He nodded. Ella opened her mouth to ask why, but Roman pressed on.

‘When I was younger—before my mother...’ He stopped, seeming to begin again in a different time and place. ‘After Vladimir cut off my mother, and she could no longer dance because she was pregnant with me, she was hired as a cleaner by a rich family in Voskresensk. They were a decent enough family, from what I could tell. But they had this garden that bordered the river there. And sometimes—more often after she became ill—she would wake me in the middle of the night, and bring me out under the stars to dance.’

* * *

As if he had conjured her from his memories, Roman could have sworn that he saw her that night. Dressed in a white cotton shift, moving beneath the stars, twirling pirouettes, the gentle sweep of her arms as they reached, yearning, probing the night air, dancing to music that only she could hear, the gentle footfalls and sweeps creating their own rhythm. He had sat there for hours, over hundreds of nights, and it was not enough, would never be enough. He would swap his soul to be sitting there, shivering in the cold and not minding it one bit, because it was the only time he’d ever seen his mother truly happy. Truly free.

‘She was an incredible dancer. She had been the principal at the Utonchennyy Ballet Company. And the last performance she had with them before Vladimir cut her from his life was Giselle.’

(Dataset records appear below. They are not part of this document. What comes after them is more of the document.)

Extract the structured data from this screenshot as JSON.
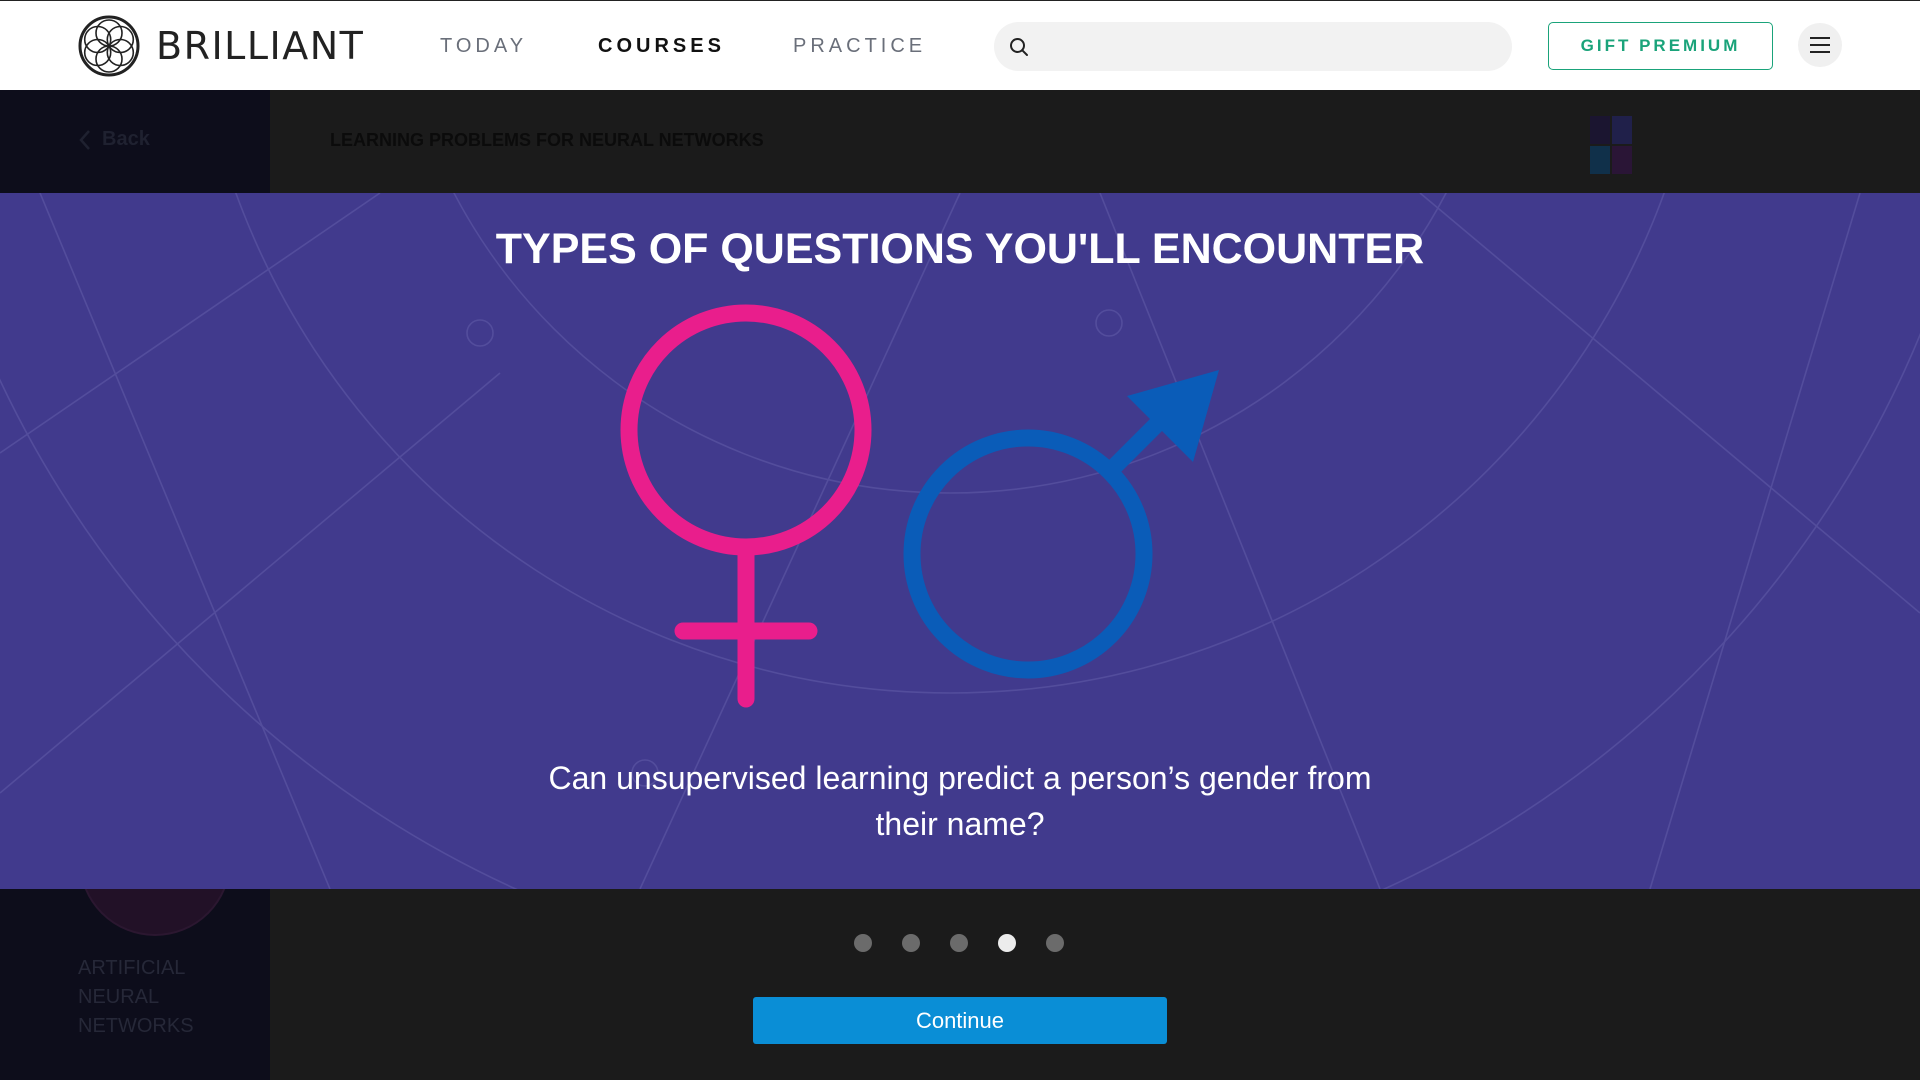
{
  "brand": {
    "name": "BRILLIANT"
  },
  "nav": {
    "items": [
      {
        "label": "TODAY"
      },
      {
        "label": "COURSES"
      },
      {
        "label": "PRACTICE"
      }
    ],
    "active": "COURSES"
  },
  "search": {
    "placeholder": "",
    "value": ""
  },
  "header_actions": {
    "gift_label": "GIFT PREMIUM",
    "menu_icon": "hamburger-icon"
  },
  "course": {
    "back_label": "Back",
    "title": "LEARNING PROBLEMS FOR NEURAL NETWORKS",
    "sidebar_label": "ARTIFICIAL NEURAL NETWORKS"
  },
  "modal": {
    "title": "TYPES OF QUESTIONS YOU'LL ENCOUNTER",
    "question": "Can unsupervised learning predict a person’s gender from their name?",
    "icons": [
      "female-symbol-icon",
      "male-symbol-icon"
    ]
  },
  "pager": {
    "total": 5,
    "current": 4
  },
  "continue_label": "Continue",
  "colors": {
    "panel_bg": "#413a8d",
    "female_symbol": "#e91e8c",
    "male_symbol": "#0a5cb8",
    "continue_bg": "#0a8ed6",
    "gift_accent": "#1aa37a"
  }
}
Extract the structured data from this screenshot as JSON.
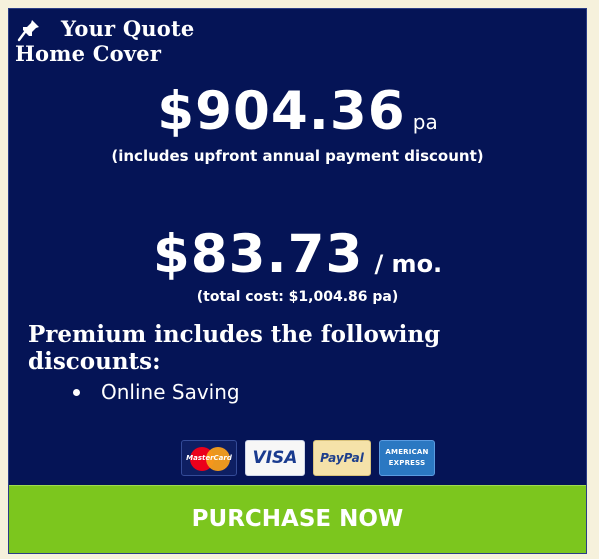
{
  "header": {
    "title_line1": "Your Quote",
    "title_line2": "Home Cover",
    "icon": "pin-icon"
  },
  "annual": {
    "amount": "$904.36",
    "unit": "pa",
    "note": "(includes upfront annual payment discount)"
  },
  "monthly": {
    "amount": "$83.73",
    "unit": "/ mo.",
    "note": "(total cost: $1,004.86 pa)"
  },
  "discounts": {
    "heading": "Premium includes the following discounts:",
    "items": [
      "Online Saving"
    ]
  },
  "payment_methods": {
    "mastercard": "MasterCard",
    "visa": "VISA",
    "paypal": "PayPal",
    "amex": "AMERICAN EXPRESS"
  },
  "actions": {
    "purchase_label": "PURCHASE NOW"
  },
  "colors": {
    "panel": "#051456",
    "page": "#f6f1dc",
    "button": "#7cc61e",
    "text": "#ffffff"
  }
}
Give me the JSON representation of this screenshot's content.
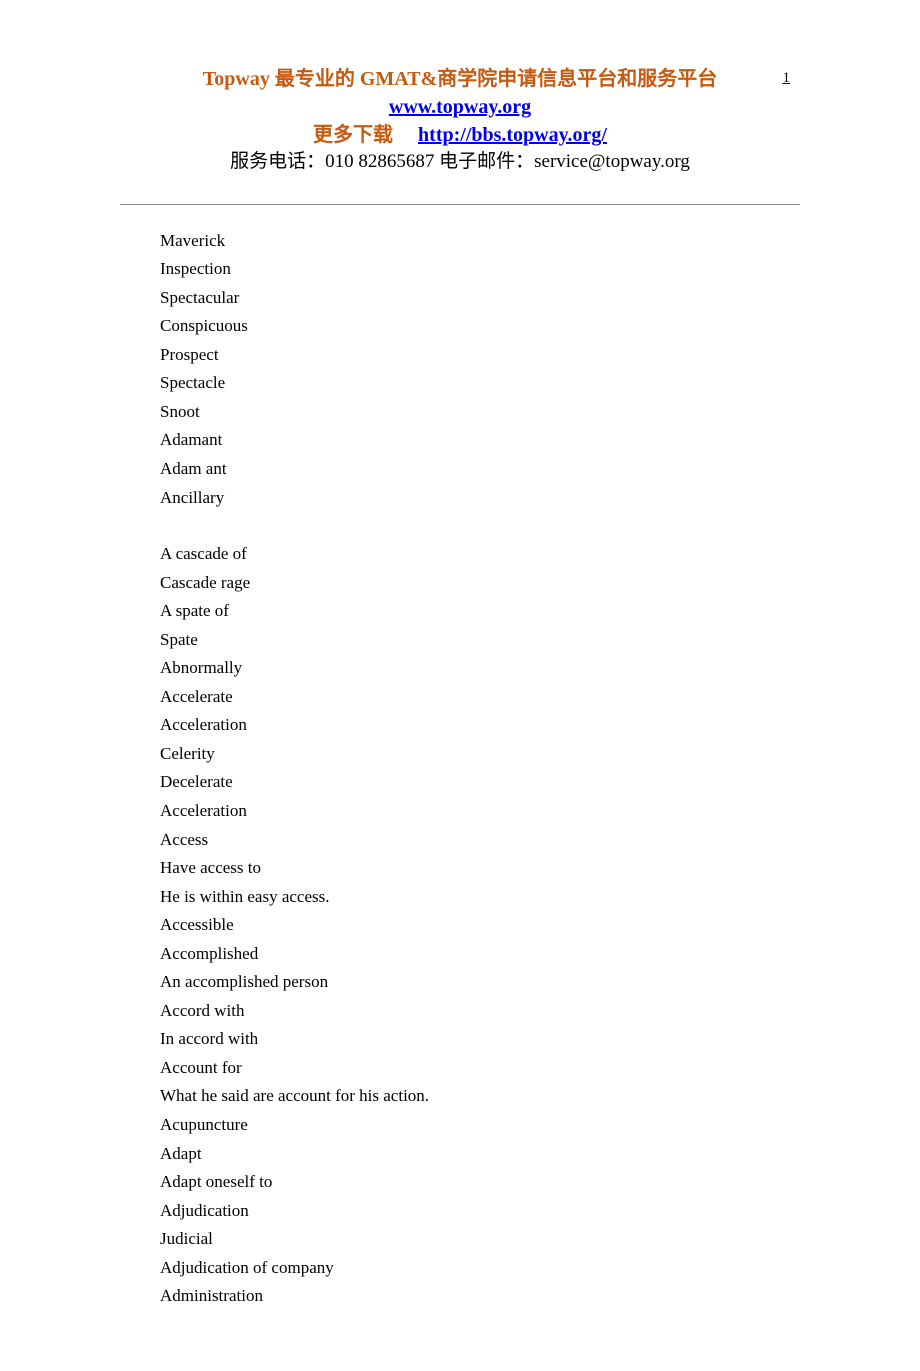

From the corner of his eye he saw Ella raise her hand to her mouth as if to stifle some expression he wasn’t sure either one of them wanted to acknowledge.

‘What was she like?’ Ella ventured after a while using hushed tones as if not wanting to break the gossamer-thin web around them.

‘Sad,’ Roman admitted. ‘She was sad a lot of the time. It was hard for her, the life of a cleaner so different from the luxury that she had grown up in. I could see, even as a child, the wrench that she felt at not being able to give me more. The struggles she had, working and raising a child on her own. But the nights when she would bring me out were...they were enough for me.’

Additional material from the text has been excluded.